En el día a día tenemos a muchas personas que se relacionan constantemente con nosotros. A algunos los tratamos mejor que a otros, quizás porque creemos que unos se merecen ese mejor trato, lo mismo que ocurre en el metro.
Un pequeño gesto, uno minúsculo, a diario podría empezar a despertar esa bondad inherente en los demás y que despierte en uno mismo.

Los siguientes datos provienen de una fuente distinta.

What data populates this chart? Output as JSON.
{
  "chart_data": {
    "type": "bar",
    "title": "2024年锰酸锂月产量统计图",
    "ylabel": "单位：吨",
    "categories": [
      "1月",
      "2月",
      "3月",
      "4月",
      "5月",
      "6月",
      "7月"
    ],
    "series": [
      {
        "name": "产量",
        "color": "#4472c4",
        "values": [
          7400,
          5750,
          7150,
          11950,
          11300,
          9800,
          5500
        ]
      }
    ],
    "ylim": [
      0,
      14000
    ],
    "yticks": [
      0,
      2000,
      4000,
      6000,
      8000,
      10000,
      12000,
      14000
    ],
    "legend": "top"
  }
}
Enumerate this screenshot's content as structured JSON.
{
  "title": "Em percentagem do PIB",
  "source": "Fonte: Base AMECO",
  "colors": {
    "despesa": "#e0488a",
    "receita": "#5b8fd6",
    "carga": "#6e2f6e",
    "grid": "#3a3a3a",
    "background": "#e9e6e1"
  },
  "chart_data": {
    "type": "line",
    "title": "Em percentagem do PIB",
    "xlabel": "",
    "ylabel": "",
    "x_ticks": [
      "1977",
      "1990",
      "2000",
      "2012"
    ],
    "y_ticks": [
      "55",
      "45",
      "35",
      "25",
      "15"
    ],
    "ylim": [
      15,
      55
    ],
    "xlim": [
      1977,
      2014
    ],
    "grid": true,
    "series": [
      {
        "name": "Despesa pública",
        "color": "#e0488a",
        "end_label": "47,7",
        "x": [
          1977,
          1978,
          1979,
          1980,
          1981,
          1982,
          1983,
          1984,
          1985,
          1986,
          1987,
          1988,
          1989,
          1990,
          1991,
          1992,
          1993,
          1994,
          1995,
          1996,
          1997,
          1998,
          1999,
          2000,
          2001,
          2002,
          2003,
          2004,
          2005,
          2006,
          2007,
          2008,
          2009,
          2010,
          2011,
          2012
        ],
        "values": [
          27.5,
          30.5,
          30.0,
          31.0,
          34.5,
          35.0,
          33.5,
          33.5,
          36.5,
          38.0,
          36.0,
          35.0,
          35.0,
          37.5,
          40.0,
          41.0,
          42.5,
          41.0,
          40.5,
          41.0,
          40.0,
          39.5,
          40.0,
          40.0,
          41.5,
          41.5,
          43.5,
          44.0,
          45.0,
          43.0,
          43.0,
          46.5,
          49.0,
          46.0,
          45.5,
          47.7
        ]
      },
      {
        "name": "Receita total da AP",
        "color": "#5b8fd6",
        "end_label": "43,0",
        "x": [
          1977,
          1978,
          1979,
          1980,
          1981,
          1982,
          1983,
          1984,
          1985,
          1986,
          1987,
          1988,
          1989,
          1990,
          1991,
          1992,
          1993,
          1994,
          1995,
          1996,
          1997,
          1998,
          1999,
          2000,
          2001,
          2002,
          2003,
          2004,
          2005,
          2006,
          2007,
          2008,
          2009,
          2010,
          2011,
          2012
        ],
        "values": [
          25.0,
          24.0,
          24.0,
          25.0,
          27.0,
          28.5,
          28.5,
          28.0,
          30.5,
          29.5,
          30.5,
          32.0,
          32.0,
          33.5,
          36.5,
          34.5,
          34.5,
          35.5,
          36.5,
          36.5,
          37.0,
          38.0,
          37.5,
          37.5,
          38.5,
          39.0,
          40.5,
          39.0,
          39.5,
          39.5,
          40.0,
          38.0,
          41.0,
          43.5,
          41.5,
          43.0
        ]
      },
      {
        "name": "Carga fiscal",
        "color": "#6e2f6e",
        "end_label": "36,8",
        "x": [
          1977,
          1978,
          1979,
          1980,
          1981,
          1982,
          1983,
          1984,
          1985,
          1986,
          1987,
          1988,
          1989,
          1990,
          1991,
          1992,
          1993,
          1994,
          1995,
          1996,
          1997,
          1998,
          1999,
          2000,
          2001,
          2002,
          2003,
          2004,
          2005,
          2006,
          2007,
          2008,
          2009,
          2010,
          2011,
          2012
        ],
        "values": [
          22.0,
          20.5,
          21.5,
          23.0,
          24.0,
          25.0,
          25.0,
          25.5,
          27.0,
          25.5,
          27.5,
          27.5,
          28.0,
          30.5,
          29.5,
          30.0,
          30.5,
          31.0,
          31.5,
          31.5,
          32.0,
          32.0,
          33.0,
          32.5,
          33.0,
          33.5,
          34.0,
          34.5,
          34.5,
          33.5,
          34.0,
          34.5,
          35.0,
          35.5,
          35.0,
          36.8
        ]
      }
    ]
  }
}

Esos pequeños cambios en las relaciones nos permiten ir derribando las barreras que nos ponemos para poder disfrutar de un relación amable con la gente que nos rodea. ¿Podemos cambiar la cultura cambiando una relación interpersonal a la vez?

Querido lector, quiero agradecerte por dedicar de tu tiempo a la lectura de este artículo. Además, si fuiste tan amable de leer el párrafo en que hablaba de algo que aparentemente no tenía razón alguna, como la crujidera de huesos, quiero agradecerte el doble porque invertiste aún más tiempo en un desconocido. Ese es un pequeño gran gesto.

El ahora es el mejor momento para tomar conciencia que nuestros gestos y acciones sí causan cambios en nuestro entorno, por más pequeños que estos sean. ¿Qué pequeño gesto puedes realizar mañana para mostrar esa bondad que hay en ti? ¿Te unes a los agentes de cambio de tu cultura?